Irrespective of Hezbollah’s accusations, which most Lebanese concluded were highly questionable on account of imposed conflicts that served Iranian and Syrian interests, the overwhelming majority looked up to the Kingdom as a true supporter. In fact, an estimated 450,000 Lebanese citizens toiled in Saudi Arabia at any given time that, in turn, financially support at least 2 million others at home. Over the years, Riyadh generously backed successive Lebanese governments, best illustrated with its latest grants to the Lebanese Army. No other country disbursed $4 billion in aid to help the army.
Interestingly, while Nasrallah lambasted Riyadh, which answered in kind, most Lebanese, including most Lebanese-Shiites rejected the clash of civilization notion that Hezbollah professed.
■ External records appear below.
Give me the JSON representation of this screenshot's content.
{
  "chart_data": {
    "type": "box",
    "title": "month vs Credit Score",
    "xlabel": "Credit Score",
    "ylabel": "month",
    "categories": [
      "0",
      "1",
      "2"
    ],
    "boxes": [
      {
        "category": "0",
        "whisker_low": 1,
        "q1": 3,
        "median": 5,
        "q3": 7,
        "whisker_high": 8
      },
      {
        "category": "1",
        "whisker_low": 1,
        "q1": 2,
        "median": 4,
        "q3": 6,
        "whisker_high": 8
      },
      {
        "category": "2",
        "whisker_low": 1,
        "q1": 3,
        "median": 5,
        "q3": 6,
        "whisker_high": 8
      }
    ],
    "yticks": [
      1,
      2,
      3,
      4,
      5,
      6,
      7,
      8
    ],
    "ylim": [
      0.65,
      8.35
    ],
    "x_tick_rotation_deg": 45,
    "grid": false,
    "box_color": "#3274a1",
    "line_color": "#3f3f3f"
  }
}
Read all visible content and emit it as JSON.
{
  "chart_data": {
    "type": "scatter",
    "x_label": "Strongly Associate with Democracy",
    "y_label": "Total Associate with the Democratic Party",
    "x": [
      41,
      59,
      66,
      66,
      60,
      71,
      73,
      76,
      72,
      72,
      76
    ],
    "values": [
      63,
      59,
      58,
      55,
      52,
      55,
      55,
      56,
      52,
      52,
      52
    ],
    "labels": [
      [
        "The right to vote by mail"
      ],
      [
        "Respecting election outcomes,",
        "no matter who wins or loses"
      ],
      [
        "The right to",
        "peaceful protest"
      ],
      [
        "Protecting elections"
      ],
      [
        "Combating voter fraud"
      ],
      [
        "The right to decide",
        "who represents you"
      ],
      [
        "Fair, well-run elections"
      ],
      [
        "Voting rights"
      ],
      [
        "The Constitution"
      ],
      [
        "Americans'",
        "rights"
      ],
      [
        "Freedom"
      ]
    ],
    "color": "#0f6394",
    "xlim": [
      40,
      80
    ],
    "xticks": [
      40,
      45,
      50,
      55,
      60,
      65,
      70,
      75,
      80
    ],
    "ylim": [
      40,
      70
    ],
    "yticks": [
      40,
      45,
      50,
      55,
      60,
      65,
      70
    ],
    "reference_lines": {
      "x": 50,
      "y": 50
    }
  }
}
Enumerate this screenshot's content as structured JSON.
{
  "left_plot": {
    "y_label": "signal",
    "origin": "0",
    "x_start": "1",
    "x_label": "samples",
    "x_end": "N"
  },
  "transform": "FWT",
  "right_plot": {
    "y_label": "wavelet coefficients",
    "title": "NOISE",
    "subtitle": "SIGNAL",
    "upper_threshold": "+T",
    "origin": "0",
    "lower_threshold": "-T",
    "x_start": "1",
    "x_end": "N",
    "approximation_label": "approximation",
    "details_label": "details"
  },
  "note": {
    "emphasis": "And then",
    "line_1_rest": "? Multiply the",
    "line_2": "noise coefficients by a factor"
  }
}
From Imam Musa Sadr to Sayyed Hani Fahs, from Imam Mohammad Mahdi Shams Al Din to Shaikh Mohammad Hussain Fadlallah, and from Sayyed Ali Al Amin, the former Mufti of South Lebanon and a prominent anti-Hezbollah Shiite cleric who was forcibly removed from his position in May 2008, to Shaikh Subhi Al Tufayli, a former Hezbollah Secretary-General (1989 until 1991) who once backed the late Ayatollah Ruhollah Khomeini, all rejected the party’s anti-Arab and anti-Sunni positions.
Al Tufayli opposed the party’s deployment in Syria and probably articulated the majority’s position best when he declared: “Hezbollah should not be defending the criminal regime that kills its own people and that has never fired a shot in defense of the Palestinians.” In a February 26, 2013 interview, he added: “those Hezbollah fighters who are killing children and terrorizing people and destroying houses in Syria will go to hell.” Even if these were harsh words, the tone reflected intrinsic tensions that became even more complicated in late 2014, after Hassan Nasrallah opted to launch direct attacks on Saudi Arabia.